Le trio à l’orgue « Pour les Nuls » !

 

Il y a eu le succès mondial « Que sais-je ? » et ses 128 pages d’érudition vulgarisée : magnifique travail des Presses universitaires de France qui, en pleine deuxième guerre mondiale, entreprennent une collection de livres didactiques traitant de sujets variés et pointus, mais toujours limités à un champ bien défini. L’idée depuis a fait bien des émules, que ce soit à l’initiative d’autres collèges universitaires comme les « Very Short Introductions » d’Oxford University Press, ou de petits éditeurs qui tentent de gagner le jackpot sur un marché potentiellement immense, en cherchant le juste équilibre entre précision du propos et grande accessibilité : les éditions First en sont un bel exemple, petite maison française méconnue pour elle-même, mais dont la renommée actuelle a traversé toutes les couches de la société avec sa collection « Pour les Nuls ». Langues, informatique, business, ou même théologie passent à la moulinette de la série, avec des choix de sujets ici clairement définis par les marchés potentiels.

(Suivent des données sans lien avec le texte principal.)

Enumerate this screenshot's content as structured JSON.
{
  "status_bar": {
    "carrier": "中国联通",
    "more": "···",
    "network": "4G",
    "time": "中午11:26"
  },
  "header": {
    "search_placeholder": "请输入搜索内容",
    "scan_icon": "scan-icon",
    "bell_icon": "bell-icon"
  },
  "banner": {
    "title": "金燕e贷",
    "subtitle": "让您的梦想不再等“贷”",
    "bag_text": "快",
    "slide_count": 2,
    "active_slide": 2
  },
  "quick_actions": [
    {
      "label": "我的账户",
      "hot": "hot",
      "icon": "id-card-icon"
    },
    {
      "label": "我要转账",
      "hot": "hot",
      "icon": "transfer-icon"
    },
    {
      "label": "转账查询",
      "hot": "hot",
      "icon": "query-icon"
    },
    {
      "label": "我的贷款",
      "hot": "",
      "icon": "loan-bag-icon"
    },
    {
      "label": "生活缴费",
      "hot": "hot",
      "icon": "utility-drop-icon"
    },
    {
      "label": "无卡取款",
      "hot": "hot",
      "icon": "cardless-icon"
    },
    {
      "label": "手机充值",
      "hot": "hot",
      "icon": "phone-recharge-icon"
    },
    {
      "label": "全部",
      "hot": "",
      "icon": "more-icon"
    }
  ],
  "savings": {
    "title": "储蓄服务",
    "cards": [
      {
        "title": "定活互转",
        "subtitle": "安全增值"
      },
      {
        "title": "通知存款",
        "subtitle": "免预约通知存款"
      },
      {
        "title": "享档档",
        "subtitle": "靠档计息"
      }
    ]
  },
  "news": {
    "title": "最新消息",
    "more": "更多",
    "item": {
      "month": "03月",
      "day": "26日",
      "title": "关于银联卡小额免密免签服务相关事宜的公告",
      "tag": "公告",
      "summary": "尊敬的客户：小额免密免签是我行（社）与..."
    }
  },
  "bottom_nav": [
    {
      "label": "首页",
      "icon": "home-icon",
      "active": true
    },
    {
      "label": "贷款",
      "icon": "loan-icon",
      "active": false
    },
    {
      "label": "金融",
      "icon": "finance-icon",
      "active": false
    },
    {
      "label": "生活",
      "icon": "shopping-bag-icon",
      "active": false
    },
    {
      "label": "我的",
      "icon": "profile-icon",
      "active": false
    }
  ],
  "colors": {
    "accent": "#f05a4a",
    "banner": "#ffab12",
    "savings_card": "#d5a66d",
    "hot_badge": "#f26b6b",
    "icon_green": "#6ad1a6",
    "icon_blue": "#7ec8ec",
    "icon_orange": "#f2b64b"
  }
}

Ainsi, on peut s’amuser de voir que du côté des sujets musicaux, Jazz, Saxophone, Banjo, ou Musique classique sont par exemple tous sujets d’un ouvrage dimension plus ou moins semblable… Quelle pourrait être la place de l’orgue, dans un catalogue au demeurant riche et confié à de vrais spécialistes de chaque domaine, mais tout de même apparemment bien asservi aux contraintes de l’économie libérale actuelle ? En attendant donc « L’orgue pour les Nuls », voici la démonstration de sa légitimité par l’hyperbole :

Le trio à l’orgue pour les Nuls !

Parmi les différents types d’écriture pour l’orgue, le trio a une place à part. Il est instrumentalement exigeant, requérant un orgue pourvu de trois plans sonores complets et équilibrés, et un organiste capable de les contrôler simultanément. Il est musicalement très équilibré : plus riche harmoniquement que le duo, mais sans que la conduite des voix ne se perdent dans une masse harmonique, comme c’est peu à peu le cas dès quatre voix. Il a aussi une dimension symbolique indéniable : alors que sans entraînement particulier nous pensons la musique à une voix, l’homme a rapidement tenté de dédoubler sa voix – en général à l’aide d’instruments de musique – afin d’être à lui seul deux chanteurs. Passer ensuite de deux à trois voix complètement autonomes, c’est tenter de passer de la dualité à la trinité, de l’imperfection à la perfection !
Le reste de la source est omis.